JANGAN LUPA TINGGALKAN JEJAK VOTE DAN COMENT NYA.
TERIMAKASIH
-------------------------------------------------------

Happy reading ❤️

Malam pertama, di pulau Maladewa. Suasana di villa begitu hening, hanya debutan air laut dan suara angin yang terdengar. Semua orang telah terlelap, kelelahan membungkus tubuh mereka seperti selimut berat.
Lisa pun tak terkecuali, tertidur nyenyak di atas ranjang, napasnya teratur, wajahnya teduh di bawah cahaya bulan yang menerobos dari sela tirai.

Tanpa suara, pintu kamar berderit perlahan.
Seorang pria melangkah masuk, gerakannya tenang, nyaris tanpa jejak.
Langkahnya mendekat ke sisi ranjang, berhenti tepat di hadapan Lisa yang tertidur.

Dalam diam, ia menatap wajah Lisa dengan sorot mata tajam namun lembut.
Matanya menyusuri setiap lekuk wajah gadis itu, seperti ingin mengikatnya dalam benak, menciptakan sebuah versi yang tak bisa pergi, versi yang hanya bisa ia miliki, selamanya.

Tangannya terangkat perlahan, jemarinya hampir menyentuh pipi Lisa yang halus, namun sebelum sentuhan itu terjadi, Lisa membuka matanya.

Dalam sepersekian detik, tubuhnya bergerak spontan.
Kakinya menendang keras ke arah bahu pria itu, menghantamnya hingga terpental mundur dan jatuh membentur lantai dengan suara berat.

Dengan cepat, Lisa meraih pena logam di atas nakas.
Dalam satu gerakan terlatih, ia mengacungkan ujung tajam pena tersebut ke arah leher pria itu, matanya menyala penuh kewaspadaan.

"Siapa kau?" Suaranya rendah, dingin, dan mengancam.

Pria itu tertawa kecil, pelan, nyaris sinis. "Refleks bagus, sayang," ucapnya akhirnya, suara baritonnya terdengar seperti ejekan yang dibungkus kerinduan.

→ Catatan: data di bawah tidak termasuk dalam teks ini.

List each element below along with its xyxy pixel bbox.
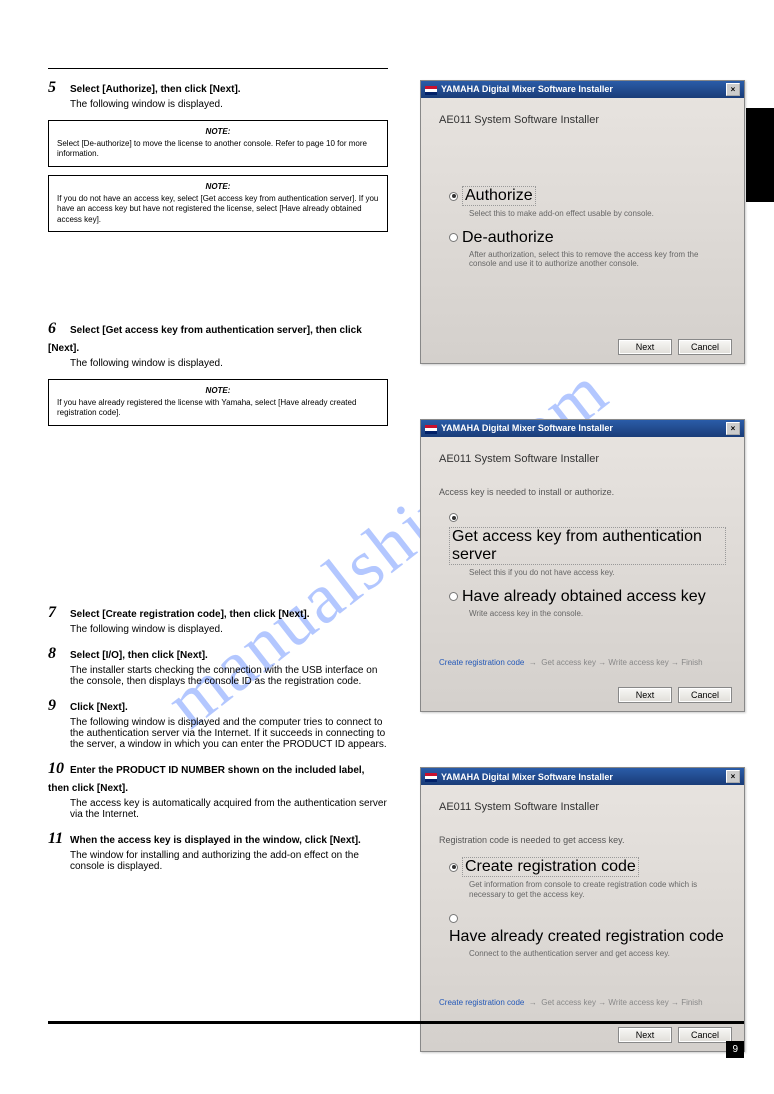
option-desc: Write access key in the console. bbox=[469, 609, 726, 619]
step-num: 6 bbox=[48, 320, 70, 338]
step-num: 9 bbox=[48, 697, 70, 715]
crumb-current: Create registration code bbox=[439, 658, 524, 667]
note-body: Select [De-authorize] to move the licens… bbox=[57, 139, 379, 160]
installer-dialog-2: YAMAHA Digital Mixer Software Installer ×… bbox=[420, 419, 745, 712]
radio-label: De-authorize bbox=[462, 229, 554, 247]
option-desc: Select this if you do not have access ke… bbox=[469, 568, 726, 578]
breadcrumb: Create registration code → Get access ke… bbox=[439, 998, 726, 1007]
dialog-title: YAMAHA Digital Mixer Software Installer bbox=[441, 84, 613, 94]
note-3: NOTE: If you have already registered the … bbox=[48, 379, 388, 426]
header-rule bbox=[48, 68, 388, 69]
radio-icon[interactable] bbox=[449, 233, 458, 242]
step-text: Enter the PRODUCT ID NUMBER shown on the… bbox=[48, 765, 364, 794]
note-title: NOTE: bbox=[57, 386, 379, 395]
step-sub: The window for installing and authorizin… bbox=[70, 850, 388, 872]
step-text: When the access key is displayed in the … bbox=[70, 835, 361, 846]
dialog-title: YAMAHA Digital Mixer Software Installer bbox=[441, 772, 613, 782]
radio-icon[interactable] bbox=[449, 914, 458, 923]
step-num: 7 bbox=[48, 604, 70, 622]
titlebar[interactable]: YAMAHA Digital Mixer Software Installer × bbox=[421, 81, 744, 98]
note-1: NOTE: Select [De-authorize] to move the l… bbox=[48, 120, 388, 167]
step-text: Select [Authorize], then click [Next]. bbox=[70, 84, 241, 95]
next-button[interactable]: Next bbox=[618, 339, 672, 355]
step-sub: The following window is displayed and th… bbox=[70, 717, 388, 750]
radio-label: Have already obtained access key bbox=[462, 588, 706, 606]
note-body: If you do not have an access key, select… bbox=[57, 194, 379, 225]
step-text: Select [Get access key from authenticati… bbox=[48, 325, 362, 354]
radio-icon[interactable] bbox=[449, 863, 458, 872]
titlebar[interactable]: YAMAHA Digital Mixer Software Installer × bbox=[421, 768, 744, 785]
step-num: 8 bbox=[48, 645, 70, 663]
close-icon[interactable]: × bbox=[726, 422, 740, 435]
option-deauthorize[interactable]: De-authorize After authorization, select … bbox=[449, 229, 726, 269]
step-sub: The installer starts checking the connec… bbox=[70, 665, 388, 687]
installer-dialog-1: YAMAHA Digital Mixer Software Installer ×… bbox=[420, 80, 745, 364]
step-9: 9Click [Next]. The following window is di… bbox=[48, 697, 388, 750]
step-num: 10 bbox=[48, 760, 70, 778]
step-6: 6Select [Get access key from authenticat… bbox=[48, 320, 388, 369]
step-sub: The following window is displayed. bbox=[70, 99, 388, 110]
step-text: Select [Create registration code], then … bbox=[70, 609, 310, 620]
note-title: NOTE: bbox=[57, 127, 379, 136]
option-desc: Select this to make add-on effect usable… bbox=[469, 209, 726, 219]
next-button[interactable]: Next bbox=[618, 687, 672, 703]
radio-label: Have already created registration code bbox=[449, 928, 724, 946]
app-icon bbox=[425, 773, 437, 782]
close-icon[interactable]: × bbox=[726, 770, 740, 783]
option-create-reg-code[interactable]: Create registration code Get information … bbox=[449, 857, 726, 899]
dialog-title: YAMAHA Digital Mixer Software Installer bbox=[441, 423, 613, 433]
installer-dialog-3: YAMAHA Digital Mixer Software Installer ×… bbox=[420, 767, 745, 1052]
step-sub: The following window is displayed. bbox=[70, 624, 388, 635]
radio-icon[interactable] bbox=[449, 592, 458, 601]
note-body: If you have already registered the licen… bbox=[57, 398, 379, 419]
cancel-button[interactable]: Cancel bbox=[678, 687, 732, 703]
note-title: NOTE: bbox=[57, 182, 379, 191]
step-text: Click [Next]. bbox=[70, 702, 128, 713]
breadcrumb: Create registration code → Get access ke… bbox=[439, 658, 726, 667]
app-icon bbox=[425, 425, 437, 434]
radio-icon[interactable] bbox=[449, 513, 458, 522]
option-desc: After authorization, select this to remo… bbox=[469, 250, 726, 269]
app-icon bbox=[425, 86, 437, 95]
step-text: Select [I/O], then click [Next]. bbox=[70, 650, 208, 661]
step-sub: The following window is displayed. bbox=[70, 358, 388, 369]
next-button[interactable]: Next bbox=[618, 1027, 672, 1043]
step-7: 7Select [Create registration code], then… bbox=[48, 604, 388, 635]
step-sub: The access key is automatically acquired… bbox=[70, 798, 388, 820]
step-10: 10Enter the PRODUCT ID NUMBER shown on t… bbox=[48, 760, 388, 820]
radio-label: Create registration code bbox=[462, 857, 639, 877]
cancel-button[interactable]: Cancel bbox=[678, 1027, 732, 1043]
option-desc: Connect to the authentication server and… bbox=[469, 949, 726, 959]
dialog-heading: AE011 System Software Installer bbox=[439, 801, 726, 813]
step-num: 11 bbox=[48, 830, 70, 848]
side-tab bbox=[746, 108, 774, 202]
radio-icon[interactable] bbox=[449, 192, 458, 201]
step-8: 8Select [I/O], then click [Next]. The ins… bbox=[48, 645, 388, 687]
page-number: 9 bbox=[726, 1041, 744, 1058]
option-get-access-key[interactable]: Get access key from authentication serve… bbox=[449, 509, 726, 578]
footer-rule bbox=[48, 1021, 744, 1024]
crumb-current: Create registration code bbox=[439, 998, 524, 1007]
option-authorize[interactable]: Authorize Select this to make add-on effe… bbox=[449, 186, 726, 219]
dialog-lead: Registration code is needed to get acces… bbox=[439, 835, 726, 845]
step-11: 11When the access key is displayed in th… bbox=[48, 830, 388, 872]
radio-label: Authorize bbox=[462, 186, 536, 206]
option-desc: Get information from console to create r… bbox=[469, 880, 726, 899]
option-have-access-key[interactable]: Have already obtained access key Write ac… bbox=[449, 588, 726, 619]
option-have-reg-code[interactable]: Have already created registration code Co… bbox=[449, 910, 726, 959]
dialog-lead: Access key is needed to install or autho… bbox=[439, 487, 726, 497]
step-num: 5 bbox=[48, 79, 70, 97]
titlebar[interactable]: YAMAHA Digital Mixer Software Installer × bbox=[421, 420, 744, 437]
radio-label: Get access key from authentication serve… bbox=[449, 527, 726, 565]
dialog-heading: AE011 System Software Installer bbox=[439, 453, 726, 465]
step-5: 5Select [Authorize], then click [Next]. T… bbox=[48, 79, 388, 110]
cancel-button[interactable]: Cancel bbox=[678, 339, 732, 355]
dialog-heading: AE011 System Software Installer bbox=[439, 114, 726, 126]
note-2: NOTE: If you do not have an access key, s… bbox=[48, 175, 388, 232]
close-icon[interactable]: × bbox=[726, 83, 740, 96]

Lisa terpaku. Matanya menyipit, mencoba menelaah wajah dihadapannya dalam gelap.
Dengan tangan gemetar, ia menjangkau sakelar lampu tidur.

Klik.

Cahaya hangat memenuhi ruangan, menyapu kegelapan, mengungkapkan siapa sosok di hadapannya.
Matanya membelalak.

"Sehun...?" bisiknya pelan, antara terkejut, marah, dan tak percaya.

Pria itu tersenyum samar. Ia tetap duduk, hanya sedikit menegakkan bahu, seolah tak peduli ujung pena yang menusuk kulit lehernya. Matanya menatap Lisa dengan ketenangan yang ganjil, seakan ia tahu sesuatu yang tidak Lisa tahu. Sorot matanya teduh, tapi ada bara tersembunyi di baliknya. Sesuatu yang dalam. Gelap. Tak terdefinisi.

"Sudah lama, Lisa," ucapnya pelan, nyaris seperti bisikan.

Pena di tangan Lisa jatuh, menggelinding pelan di lantai sebelum akhirnya berhenti di bawah tempat tidur. Dadanya naik turun, bukan hanya karena kaget, tapi karena sesuatu yang lain. Lebih dalam. Lebih menakutkan.

Ketakutan bahwa ia akan menyadari siapa dirinya sebenarnya.

Ia bukan gadis biasa. Dan pria itu, jika diberi celah sedikit saja, akan membaca segalanya. Matanya terlalu tajam. Terlalu terlatih. Terlalu berbahaya.

Lisa berdiri perlahan, menjaga agar napasnya tetap stabil. "Apa yang kau lakukan di sini, Sehun? Di kamarku. Tengah malam."

Sehun masih duduk, satu lutut tertekuk, sikapnya santai seperti seseorang yang merasa berada di tempat yang tepat.

"Aku merindukanmu," jawabnya ringan. "Kupikir... melihatmu secara langsung bisa sedikit menyembuhkan." Ia tersenyum, senyum yang tampaknya menggoda, tapi di baliknya ada tatapan yang terlalu dalam, terlalu menusuk. Tatapan yang membuat kulit Lisa terasa gatal, seolah-olah dilucuti perlahan dari luar dan dalam.